Het verzoek van de vrouw betreft een nevenvoorziening als bedoeld in artikel 827
lid 1, onderdeel f. Naar het oordeel van de rechtbank vertoont het verzoek voldoende samenhang met het verzoek tot echtscheiding en leidt behandeling ervan niet tot onnodige vertraging van de procedure.
2.6.3.
De vraag naar het bestaan van een aanspraak op de bruidsgave dient beoordeeld te worden naar het recht waarnaar de aanspraak tot stand is gekomen. Dit betekent dat het al dan niet verschuldigd zijn van de bruidsgave in onderhavige zaak naar Marokkaans recht beoordeeld moet worden.
2.6.4.
Op grond van artikel 32 van de Mudawwana is een echtgenote gerechtigd tot de bruidsgave indien het huwelijk is geconsumeerd, hetgeen in 2009, zoals de vrouw stelt en de man niet betwist, het geval is geweest. Voor zijn betoog dat de man toch niet gehouden is de verplichting na te komen om de overeengekomen bruidsgave te betalen, stelt hij al niet wat de juridische grondslag daarvoor is (de man vermeldt bijvoorbeeld geen wetsartikel of jurisprudentie) en stelt hij ook niet dat hij voldoet aan de voorwaarden die volgen uit de juridische grondslag. De man betwist verder niet dat hij de bruidsgave verschuldigd is.
Op hem rust de plicht, gelet op de weerspreking door de vrouw, om een onderbouwing te geven voor zijn beroep op het bevrijdende verweer dat hij alles al heeft betaald aan de vrouw. Dat doet de man onvoldoende. Hij had bijvoorbeeld afschrijvingen in het geding kunnen brengen of andere stukken, desnoods van getuigen die uit eigen waarneming kunnen verklaren over de gestelde volledige betaling door de man.

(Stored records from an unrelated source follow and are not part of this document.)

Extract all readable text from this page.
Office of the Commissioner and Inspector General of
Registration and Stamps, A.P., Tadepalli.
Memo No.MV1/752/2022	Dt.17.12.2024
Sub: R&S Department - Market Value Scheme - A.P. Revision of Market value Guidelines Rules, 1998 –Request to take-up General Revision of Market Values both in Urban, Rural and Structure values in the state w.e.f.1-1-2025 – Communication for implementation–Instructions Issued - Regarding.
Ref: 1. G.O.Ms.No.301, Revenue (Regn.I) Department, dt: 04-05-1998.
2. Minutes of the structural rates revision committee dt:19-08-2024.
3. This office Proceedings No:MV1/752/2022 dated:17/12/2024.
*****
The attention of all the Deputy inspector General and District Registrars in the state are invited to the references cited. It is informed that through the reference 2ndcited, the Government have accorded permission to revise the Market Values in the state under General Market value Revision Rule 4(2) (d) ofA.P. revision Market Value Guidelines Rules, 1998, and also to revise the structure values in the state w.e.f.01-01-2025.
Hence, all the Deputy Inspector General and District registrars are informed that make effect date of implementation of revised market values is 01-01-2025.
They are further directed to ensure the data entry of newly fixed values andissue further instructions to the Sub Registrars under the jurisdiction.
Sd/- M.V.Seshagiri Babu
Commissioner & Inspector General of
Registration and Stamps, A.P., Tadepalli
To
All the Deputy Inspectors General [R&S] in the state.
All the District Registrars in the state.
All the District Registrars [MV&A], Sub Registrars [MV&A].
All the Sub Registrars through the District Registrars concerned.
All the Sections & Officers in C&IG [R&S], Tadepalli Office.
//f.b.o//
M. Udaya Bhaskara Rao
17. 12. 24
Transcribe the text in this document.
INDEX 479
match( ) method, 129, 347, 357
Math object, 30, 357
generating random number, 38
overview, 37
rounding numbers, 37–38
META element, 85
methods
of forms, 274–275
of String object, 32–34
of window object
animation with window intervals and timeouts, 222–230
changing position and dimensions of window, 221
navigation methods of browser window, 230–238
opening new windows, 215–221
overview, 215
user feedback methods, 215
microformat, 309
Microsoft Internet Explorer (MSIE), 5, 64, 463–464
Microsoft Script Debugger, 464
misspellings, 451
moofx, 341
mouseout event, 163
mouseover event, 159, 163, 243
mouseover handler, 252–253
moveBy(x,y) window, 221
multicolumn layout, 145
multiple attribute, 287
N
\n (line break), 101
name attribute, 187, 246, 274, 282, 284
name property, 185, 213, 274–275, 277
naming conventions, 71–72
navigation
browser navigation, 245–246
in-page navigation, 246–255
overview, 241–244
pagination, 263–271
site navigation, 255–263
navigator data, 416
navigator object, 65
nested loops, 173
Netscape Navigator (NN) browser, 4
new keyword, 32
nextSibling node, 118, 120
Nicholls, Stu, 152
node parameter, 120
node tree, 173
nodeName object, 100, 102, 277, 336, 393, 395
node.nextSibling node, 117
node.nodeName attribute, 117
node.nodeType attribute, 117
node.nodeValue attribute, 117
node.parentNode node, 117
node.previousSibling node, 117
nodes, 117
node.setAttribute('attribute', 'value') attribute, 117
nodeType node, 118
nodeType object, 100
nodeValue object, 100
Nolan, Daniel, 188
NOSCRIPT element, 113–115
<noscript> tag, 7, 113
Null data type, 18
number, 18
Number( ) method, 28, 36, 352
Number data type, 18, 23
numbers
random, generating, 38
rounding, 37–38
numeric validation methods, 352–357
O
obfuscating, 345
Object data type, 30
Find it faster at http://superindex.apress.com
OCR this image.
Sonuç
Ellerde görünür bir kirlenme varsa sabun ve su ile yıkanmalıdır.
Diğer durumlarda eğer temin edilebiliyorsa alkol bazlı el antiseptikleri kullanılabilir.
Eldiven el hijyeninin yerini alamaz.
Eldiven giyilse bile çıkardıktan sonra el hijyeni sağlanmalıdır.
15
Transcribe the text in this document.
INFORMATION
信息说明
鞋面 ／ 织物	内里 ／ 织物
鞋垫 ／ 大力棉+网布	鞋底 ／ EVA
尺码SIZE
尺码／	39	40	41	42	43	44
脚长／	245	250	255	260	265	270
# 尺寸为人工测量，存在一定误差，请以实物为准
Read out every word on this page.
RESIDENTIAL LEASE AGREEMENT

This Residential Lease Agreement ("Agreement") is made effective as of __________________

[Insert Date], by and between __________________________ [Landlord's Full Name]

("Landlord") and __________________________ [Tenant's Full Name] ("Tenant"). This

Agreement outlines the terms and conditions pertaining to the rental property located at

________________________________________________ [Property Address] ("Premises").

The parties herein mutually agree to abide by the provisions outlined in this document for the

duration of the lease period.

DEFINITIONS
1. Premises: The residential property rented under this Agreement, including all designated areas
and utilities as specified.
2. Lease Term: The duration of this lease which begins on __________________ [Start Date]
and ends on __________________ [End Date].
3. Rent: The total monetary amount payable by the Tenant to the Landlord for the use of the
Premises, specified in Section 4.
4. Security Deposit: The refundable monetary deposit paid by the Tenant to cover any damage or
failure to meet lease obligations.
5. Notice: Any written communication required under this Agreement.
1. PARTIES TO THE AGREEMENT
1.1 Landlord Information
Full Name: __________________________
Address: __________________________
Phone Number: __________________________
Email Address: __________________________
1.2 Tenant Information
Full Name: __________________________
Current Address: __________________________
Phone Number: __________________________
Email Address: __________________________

De man is dus gehouden de helft van de bruidsgave aan de vrouw te voldoen, te vermeerderen met de wettelijke rente vanaf twee weken na de inschrijving van deze echtscheidingsbeschikking in de registers van de burgerlijke stand tot de dag van de algehele voldoening.
2.7.
Proceskosten
2.7.1.
Gelet op de aard van de procedure zal de rechtbank bepalen dat elk van de partijen de eigen kosten draagt.

3..De beslissing

De rechtbank:
3.1.
spreekt de echtscheiding uit tussen partijen, gehuwd te Oujda, Marokko op 6 oktober 2008;
3.2.
neemt op de tussen partijen onderling getroffen regeling zoals in rechtsoverweging 2.4. is weergegeven;
3.3.
bepaalt dat de vrouw huurster zal zijn van de woning aan het adres [adres] met ingang van de dag waarop de beschikking tot echtscheiding is ingeschreven in de registers van de burgerlijke stand;
3.4.
veroordeelt de man tot betaling van het resterende bedrag van de bruidsgave
(20.000 MDH) aan de vrouw, te vermeerderen met de wettelijke rente vanaf twee weken in de inschrijving van deze echtscheidingsbeschikking in de registers van de burgerlijke stand tot de dag van de algehele voldoening;
3.5.
verklaart deze beschikking uitvoerbaar bij voorraad, behalve ten aanzien van de echtscheiding en het huurrecht;
3.6.
bepaalt dat elke partij de eigen kosten van deze procedure draagt;
3.7.
wijst het meer of anders verzochte af.
Deze beschikking is gegeven door mr. J.J. Klomp, rechter, tevens kinderrechter, en in het openbaar uitgesproken in tegenwoordigheid van de griffier B. Prooij op 7 juni 2021.
Tegen deze beschikking kan - voor zover er definitief is beslist - door tussenkomst van een advocaat hoger beroep worden ingesteld bij het gerechtshof te Den Haag. De verzoekende partij en verschenen belanghebbenden dienen het hoger beroep binnen de termijn van drie maanden na de dag van de uitspraak in te stellen. Andere belanghebbenden dienen het beroep in te stellen binnen drie maanden na de betekening van deze beschikking of nadat deze hun op andere wijze bekend is geworden en overeenkomstig artikel 820 lid 2 Rv openlijk bekend is gemaakt.